Buried Alive (2007)
4/10
I tried to think of a clever title for this review that would capture the essence of the movie... But all I came up with was "Meh"
1 October 2012
Warning: Spoilers
This Dimension Extreme quickie follows a sextet of nubile college students on a road trip into the desert to drink beer, smoke pot, and canoodle at a house with a cursed past, and... Well, if you've ever seen a horror film in your life, you could probably write the rest yourself, and chances are whatever you came up with would turn out better than this forgettable exercise.

Our cohort of future victims includes the largely unlikeable lead girl Rene, her lusty male cousin (with whom she shares a bizarre incestuous connection that includes exchanging passionate kisses with him), her impressively useless boyfriend, a duo of bubble-headed sorority pledges, and a computer geek thrown in for good measure. Buried Alive follows the "How To Make A Slasher Movie" guidebook to the letter, so the first third of the film is devoted to the mostly pointless development of characters we truly don't give a crap about, with a few false scares and a dab of nudity tacked on to try to stop you from ejecting the disc.

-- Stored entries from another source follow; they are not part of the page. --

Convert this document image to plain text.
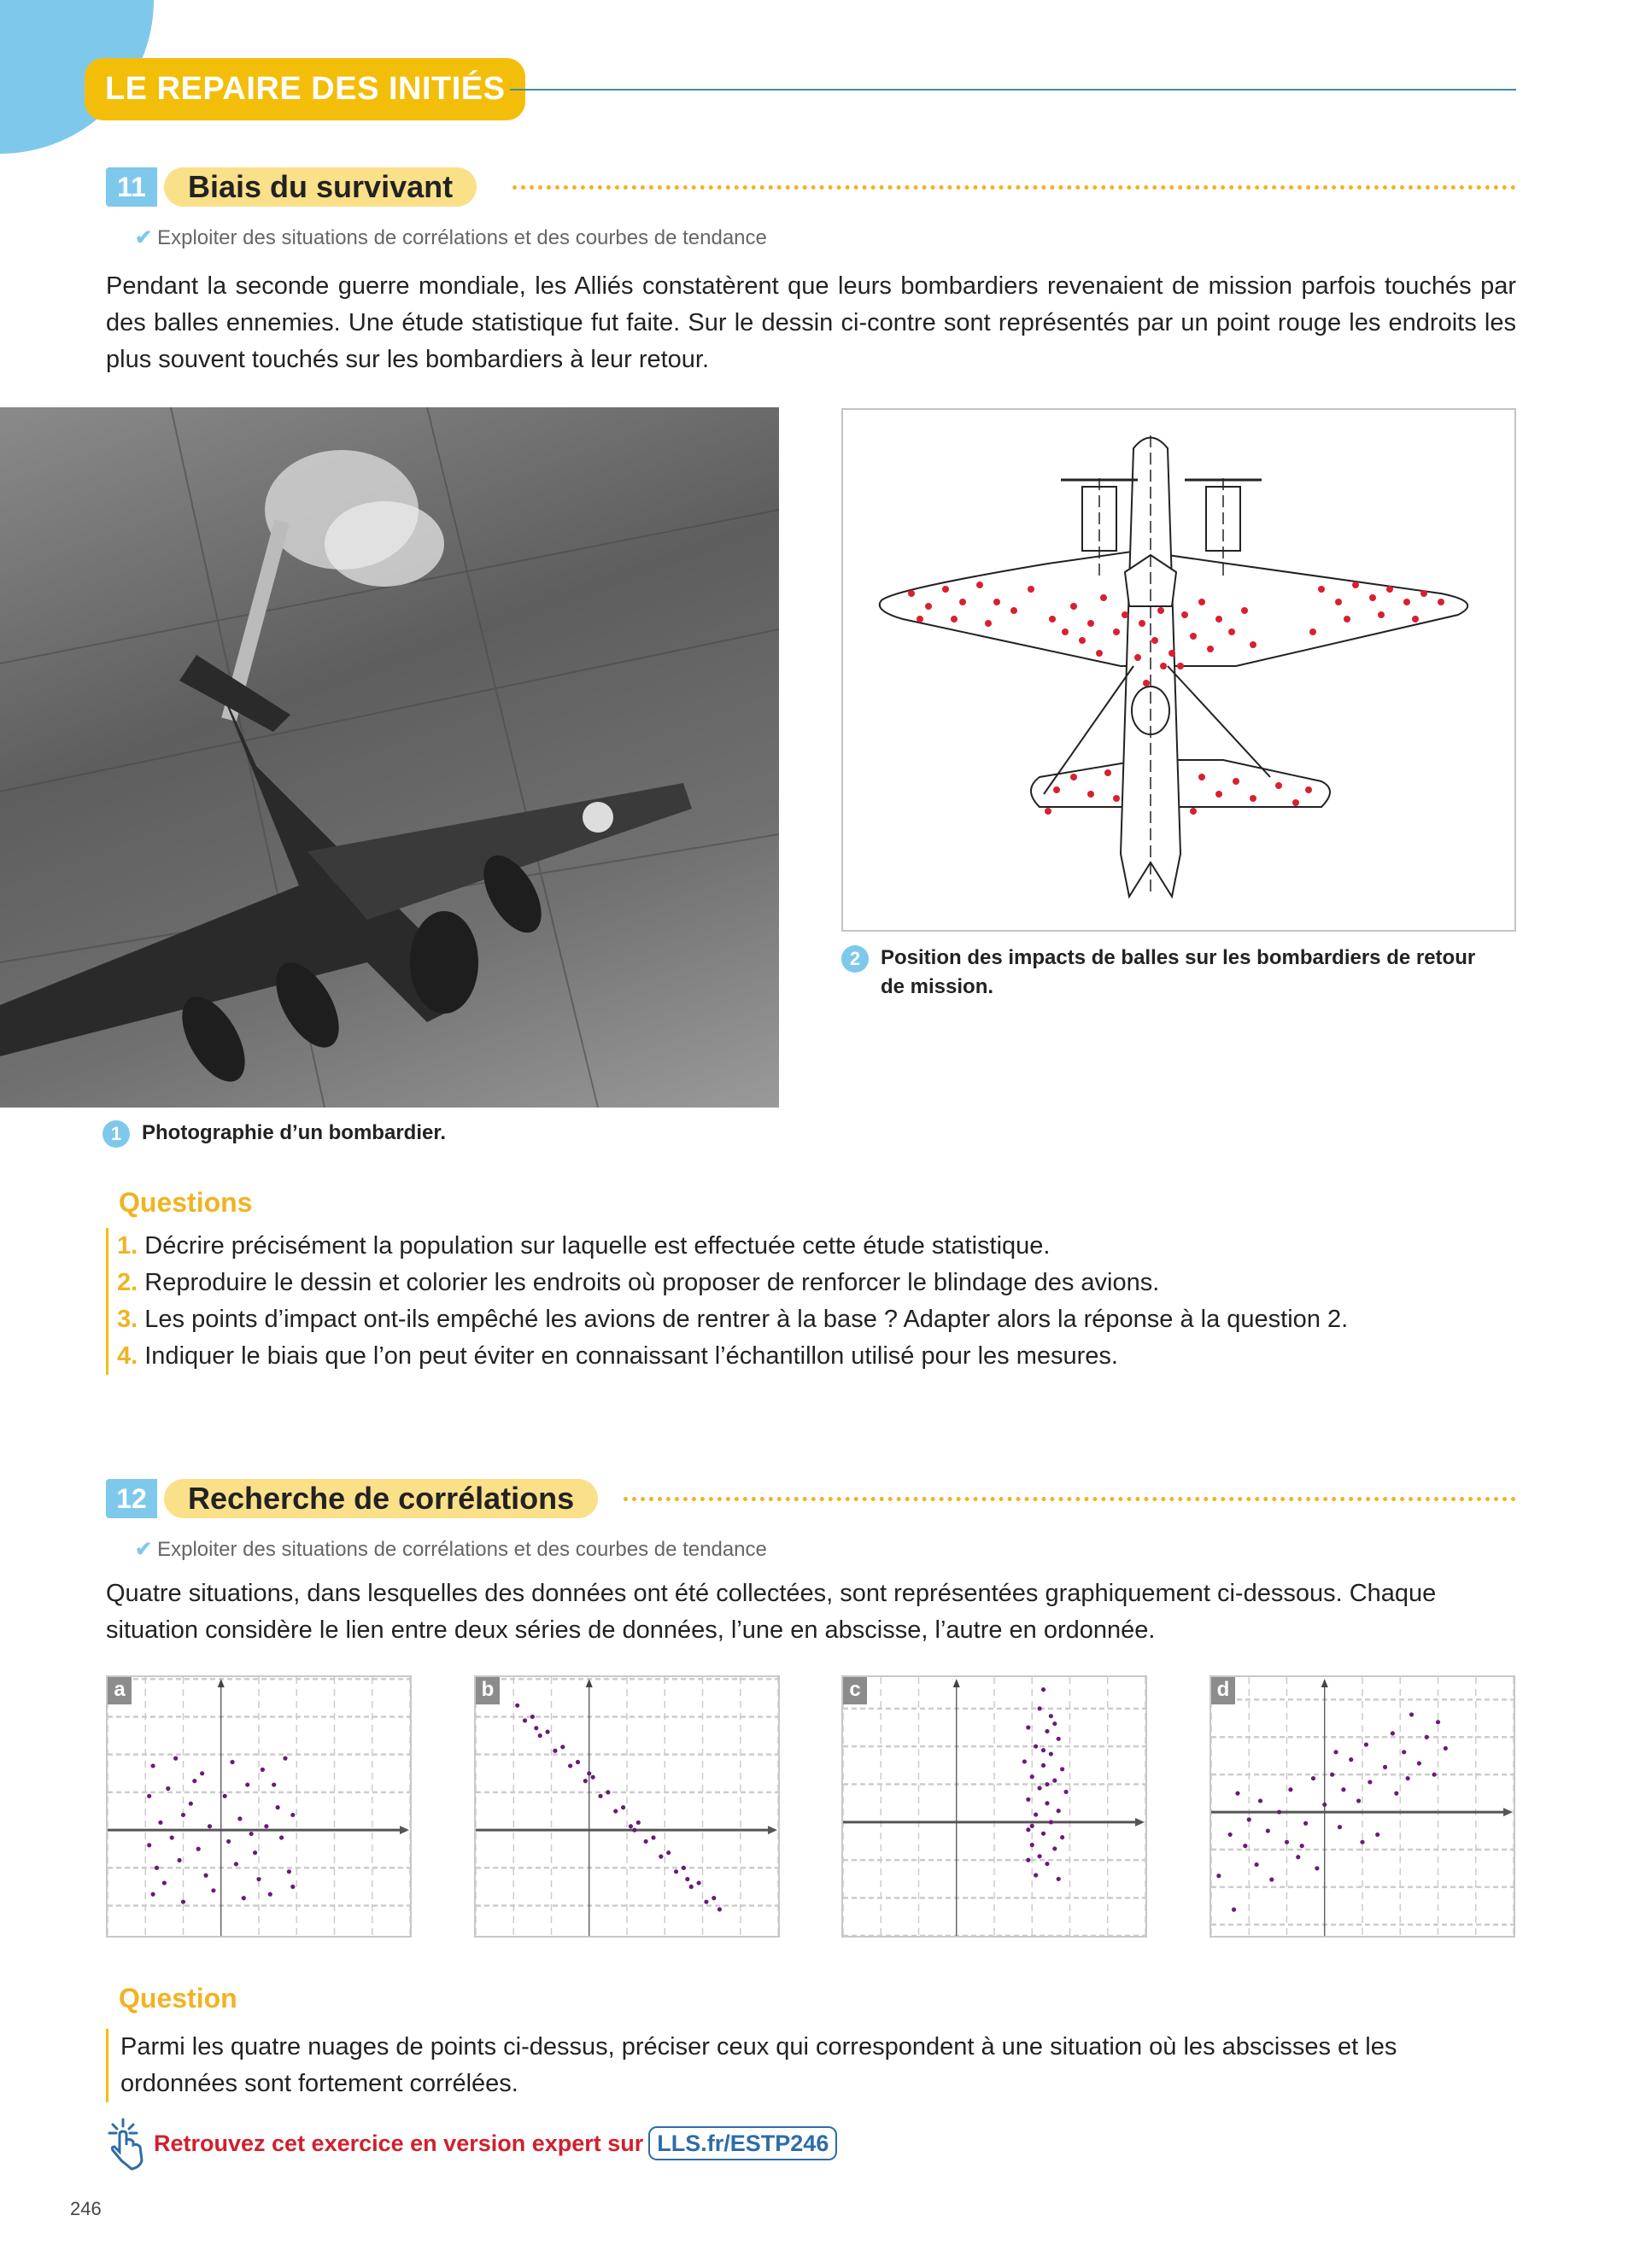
LE REPAIRE DES INITIÉS
11	Biais du survivant
✔ Exploiter des situations de corrélations et des courbes de tendance
Pendant la seconde guerre mondiale, les Alliés constatèrent que leurs bombardiers revenaient de mission parfois touchés par des balles ennemies. Une étude statistique fut faite. Sur le dessin ci-contre sont représentés par un point rouge les endroits les plus souvent touchés sur les bombardiers à leur retour.
1 Photographie d’un bombardier.
2 Position des impacts de balles sur les bombardiers de retour de mission.
Questions
1. Décrire précisément la population sur laquelle est effectuée cette étude statistique.
2. Reproduire le dessin et colorier les endroits où proposer de renforcer le blindage des avions.
3. Les points d’impact ont-ils empêché les avions de rentrer à la base ? Adapter alors la réponse à la question 2.
4. Indiquer le biais que l’on peut éviter en connaissant l’échantillon utilisé pour les mesures.
12	Recherche de corrélations
✔ Exploiter des situations de corrélations et des courbes de tendance
Quatre situations, dans lesquelles des données ont été collectées, sont représentées graphiquement ci-dessous. Chaque situation considère le lien entre deux séries de données, l’une en abscisse, l’autre en ordonnée.
a	b	c	d
Question
Parmi les quatre nuages de points ci-dessus, préciser ceux qui correspondent à une situation où les abscisses et les ordonnées sont fortement corrélées.
Retrouvez cet exercice en version expert sur LLS.fr/ESTP246
246
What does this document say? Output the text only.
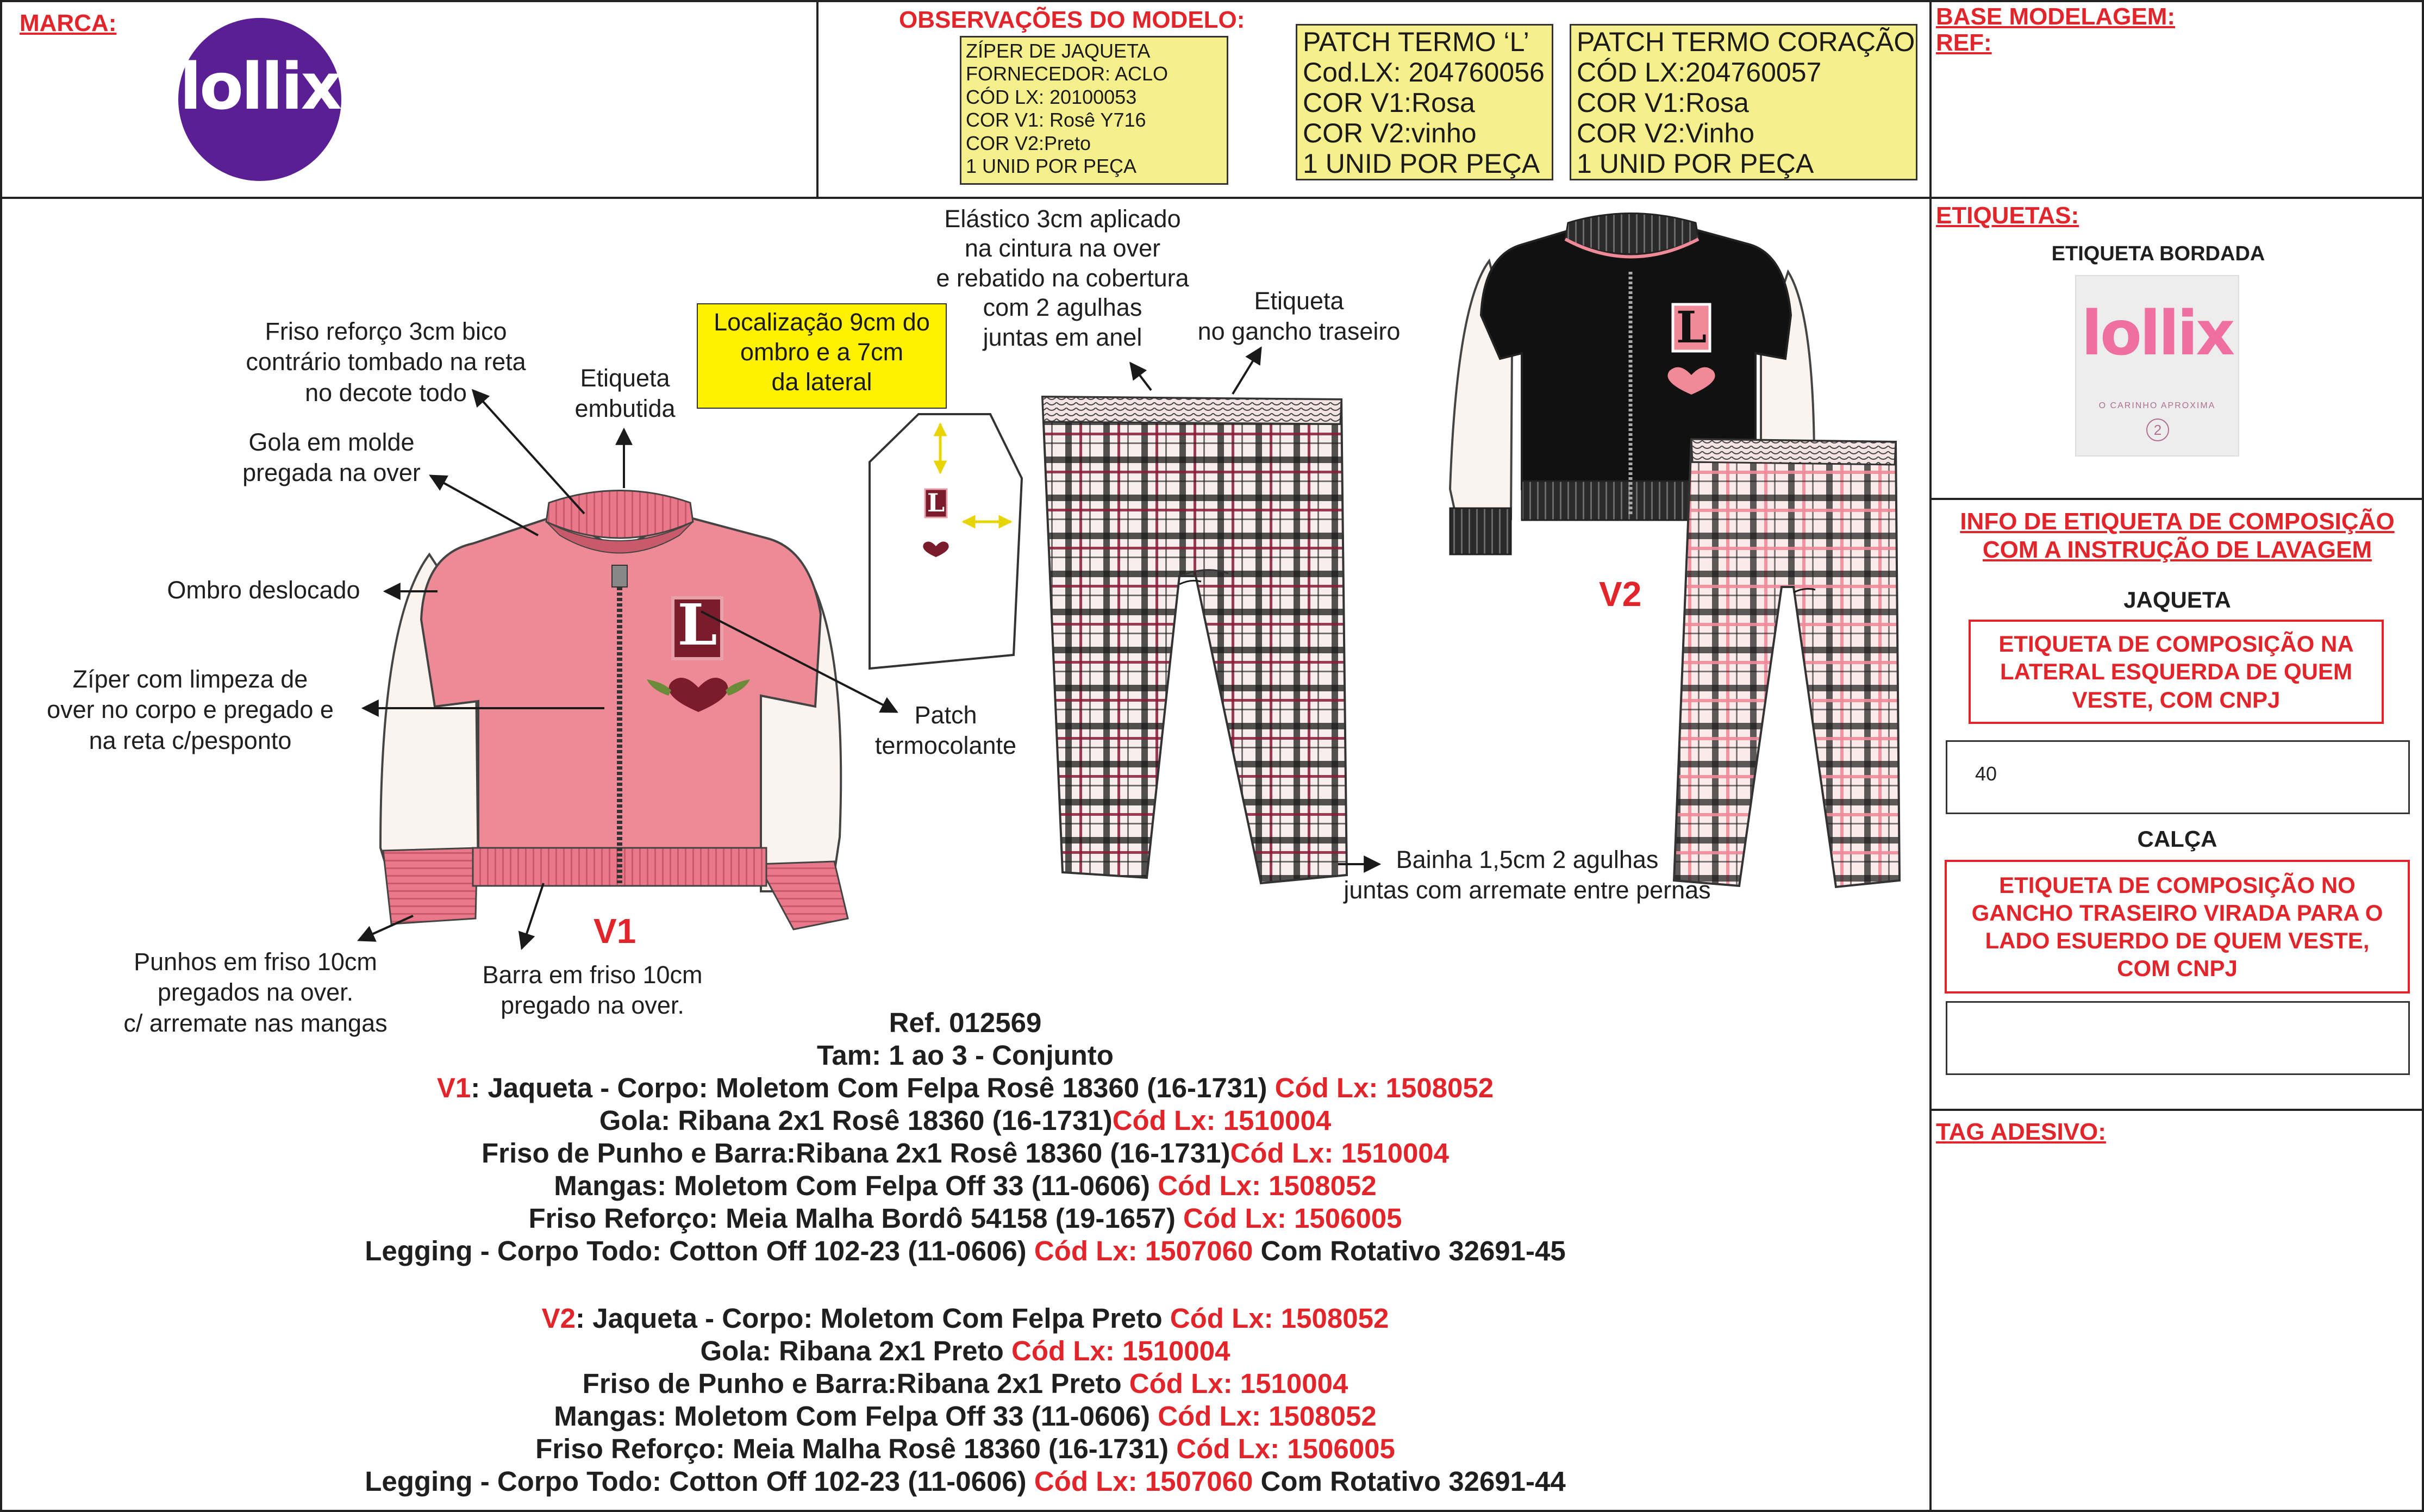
MARCA:
lollix
OBSERVAÇÕES DO MODELO:
ZÍPER DE JAQUETA
FORNECEDOR: ACLO
CÓD LX: 20100053
COR V1: Rosê Y716
COR V2:Preto
1 UNID POR PEÇA
PATCH TERMO ‘L’
Cod.LX: 204760056
COR V1:Rosa
COR V2:vinho
1 UNID POR PEÇA
PATCH TERMO CORAÇÃO
CÓD LX:204760057
COR V1:Rosa
COR V2:Vinho
1 UNID POR PEÇA
BASE MODELAGEM:
REF:
ETIQUETAS:
ETIQUETA BORDADA
lollix
O CARINHO APROXIMA
2
INFO DE ETIQUETA DE COMPOSIÇÃO COM A INSTRUÇÃO DE LAVAGEM
JAQUETA
ETIQUETA DE COMPOSIÇÃO NA LATERAL ESQUERDA DE QUEM VESTE, COM CNPJ
40
CALÇA
ETIQUETA DE COMPOSIÇÃO NO GANCHO TRASEIRO VIRADA PARA O LADO ESUERDO DE QUEM VESTE, COM CNPJ
TAG ADESIVO:
Friso reforço 3cm bico
contrário tombado na reta
no decote todo
Etiqueta
embutida
Gola em molde
pregada na over
Ombro deslocado
Zíper com limpeza de
over no corpo e pregado e
na reta c/pesponto
Patch
termocolante
Punhos em friso 10cm
pregados na over.
c/ arremate nas mangas
Barra em friso 10cm
pregado na over.
Localização 9cm do
ombro e a 7cm
da lateral
Elástico 3cm aplicado
na cintura na over
e rebatido na cobertura
com 2 agulhas
juntas em anel
Etiqueta
no gancho traseiro
Bainha 1,5cm 2 agulhas
juntas com arremate entre pernas
V1
V2
L
L
L
Ref. 012569
Tam: 1 ao 3 - Conjunto
V1: Jaqueta - Corpo: Moletom Com Felpa Rosê 18360 (16-1731) Cód Lx: 1508052
Gola: Ribana 2x1 Rosê 18360 (16-1731)Cód Lx: 1510004
Friso de Punho e Barra:Ribana 2x1 Rosê 18360 (16-1731)Cód Lx: 1510004
Mangas: Moletom Com Felpa Off 33 (11-0606) Cód Lx: 1508052
Friso Reforço: Meia Malha Bordô 54158 (19-1657) Cód Lx: 1506005
Legging - Corpo Todo: Cotton Off 102-23 (11-0606) Cód Lx: 1507060 Com Rotativo 32691-45
V2: Jaqueta - Corpo: Moletom Com Felpa Preto Cód Lx: 1508052
Gola: Ribana 2x1 Preto Cód Lx: 1510004
Friso de Punho e Barra:Ribana 2x1 Preto Cód Lx: 1510004
Mangas: Moletom Com Felpa Off 33 (11-0606) Cód Lx: 1508052
Friso Reforço: Meia Malha Rosê 18360 (16-1731) Cód Lx: 1506005
Legging - Corpo Todo: Cotton Off 102-23 (11-0606) Cód Lx: 1507060 Com Rotativo 32691-44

The ground rules are clearly established up front (one character is nice enough to inform us, via an intrusively placed bit of awkward dialogue, that the locale the horror is set to take place in has no landlines and no cell phone service), and our archetypes are reinforced through the sort of hijinks the genre has made you intimately familiar with by now. The nerdy tag-along is "tortured" into fessing up the film's back-story when the two co-eds team up to kiss, fondle, and disrobe him (poor guy), and our token blonde nymphette falls prey to one of the worst pick-up lines ever delivered (her wooer basically points out a piece of furniture that used to be in a brothel and suggests that they should "keep history alive," a seductive invitation which entices her to immediately strip and have sex with a character she met approximately three scenes before that).

Even by the standards of bargain basement horror, the goings-on here are especially senseless. Characters have bloody hallucinations for no apparent reason, then go about their business as if nothing has occurred (after the blonde sees her horrifying gore-soaked vision, her next line in the film is a perky, "Did you guys find food?"). The first victim gets axed after stepping outside to make a phone call, is missing for several hours before any of the other characters even note his absence, and his vertically bisected corpse is walked past by not one, but two different people without either of them noticing anything is amiss. And, best of all, a sorority gal who participates in juvenile initiation pledges that include running naked through the desert also conveniently possesses a wealth of information about the spiritual beliefs of Native American tribes and provides a scholarly lecture that explains the supernatural element in the film, all of which she correctly gleans from noticing a necklace someone is wearing in a century-old sepia photograph.

The film squanders the few opportunities it has to provide any real scares, and despite a few potentially chilling images, the homicidal phantasm is shown in full detail way too early on for any suspense to be generated on that front. Most of the gore gags aren't particularly novel either, which works directly against the classic splatter vibe it's apparent the film-makers were going for. Worse, Buried Alive is too tedious to fall into the "so bad it's good" category, so the rewards here are minimal at best.

The climax incorporates a few decent sequences that liven things up a bit, but after the slow road there something truly spectacular would be required to redeem this outing; that, we don't get. I do commend the screenwriter for toying with convention as it relates to who the lone survivor ends up being, but when the result is that this character flees the scene in the only means of escape and leaves their friends to suffer a ghastly fate, the finale becomes more puzzling than clever.

There are certainly worse ways to spend 90 minutes than this, but even at my most forgiving, I have to conclude that Buried Alive should probably have stayed that way.